Книги

Геннадий Селезнёв: о нем и о его времени

22
18
20
22
24
26
28
30

С редакционного телефона я позвонил Льву Сидоровскому, спецкору при редакторе ленинградской „Смены“ — „ходячей энциклопедии“ ленинградской журналистики, поведал о своем задании. Лев Исаевич взял паузу и одарил фразой, с которой я живу и по сей день:

— Лучше бы тебе поручили с королевой Викторией сыграть в крокет. Путь вижу один — падать в ноги нашему главному.

— Лев Исаевич, я готов. Но как мне до этих ног добраться?

— Приезжай. Попробую помочь.

Ранним утром я уже был на Фонтанке у здания „Лениздата“. Геннадий Николаевич Селезнёв принял нас сразу после окончания утренней планерки. Как ему удалось это сделать, для меня до сих пор загадка. У главного редактора ежедневной газеты в течение суток минуты свободной могло не быть. Но он выслушал. Сделал какие-то пометки в блокноте. Снял трубку „вертушки“. И как-то очень правильно, с первой фразы, начал разговор.

В выстроенности слов и предложений Селезнёва не было аппаратных клише и стереотипов. Говорил он без намеков на панибратство и заискивание, дружелюбно и с достоинством, выказывая несомненное уважение к собеседнику, но не допуская при том просительных ноток.

Повесил трубку. Очень по-доброму посмотрел на меня. Положил ладони на стол, рядом с оттиском полосы завтрашнего номера. И сказал, как бы напутствуя:

— Ну вот, желаю успехов. Сегодня в восемь вечера Панфилов ждет тебя в своем кабинете. Пропуск будет заказан. Напечатают твое интервью — обязательно прочту. Если опять будут сложности — звони. Или Льву Исаевичу, или мне, напрямую, — и протянул визитную карточку.

Беседа с Панфиловым затянулась до глубокой ночи. Готовый текст интервью я обещал прислать на визирование. Что и сделал.

Проблемы возникли. Но несколько позже и не с Панфиловым.

Михаил Панфилович порекомендовал посетить „ЛОМОвский“ музей. Я посетил. На одном из стендов обратил внимание на фотографию: молодая женщина в спецовке солнечно улыбается, стоя на подножке грузового трамвайчика. Под фотографией подпись: „Комсомолка Таисия Склярова. Июнь 1943 года. Возила боеприпасы к линии фронта“. Сотрудник музея прокомментировал:

— Наша Таисия Ивановна. Люди звали ее „ленинградская мадонна“.

— Не слишком ли?

— Нет, не слишком.

Из его рассказа я узнал, что Таисия Склярова после бомбежек в составе комсомольской дружины обходила разбомбленные дома, отыскивая и спасая выживших. После снятия блокады она пришла в Эрмитаж и стала объяснять смотрительнице у входа, что ей нужно поговорить с „самым главным директором“. К ней вышла искусствовед Ирина Ивановна Головина. И Таисия Ивановна рассказала ей, что в развалинах подбирала „очень красивые картины“. Вот и подумала — не пригодятся ли они музею?
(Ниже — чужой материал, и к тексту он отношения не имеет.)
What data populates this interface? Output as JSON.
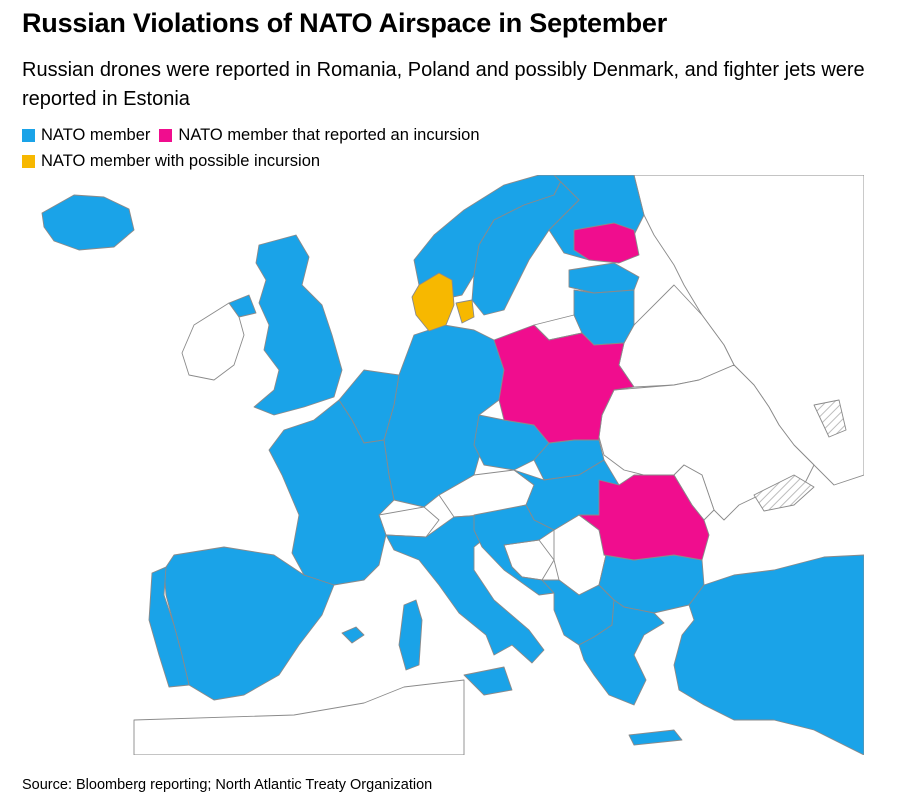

Когда специалисты пришли в ее полуразрушенный дом, выяснилось, что Таисия Склярова спасла от гибели ценнейшие произведения искусства — картины художников эпохи Возрождения, импрессионистов, произведения „малых голландцев“. Академик Орбели, читая опись „собрания Скляровой“, произнес фразу: „Да она в блокаду могла каждый день персиками питаться“.

В блокаду у Таисии Ивановны умерли две малолетние доченьки. А муж погиб в ополчении.

Сценарий документального фильма был написан быстро. Фильм был снят. Показан по Второй программе ЦТ. Стал лауреатом Международного кинофестиваля в Лейпциге.

Но при всём при том вызвал гнев у ленинградского руководства. Первому секретарю обкома донесли, что Таисия Склярова замечена в злоупотреблении спиртным и поэтому мадонной, да еще и ленинградской быть никак не может. Да и вообще слово „мадонна“ не соответствует понятию „цитадель революции“.

Скандал набирал обороты. От меня, сценариста, и режиссера Файзуллы Ходжаева требовали покаяния в различных инстанциях. При этом предупреждая, что от „волчьего билета“ это не спасет.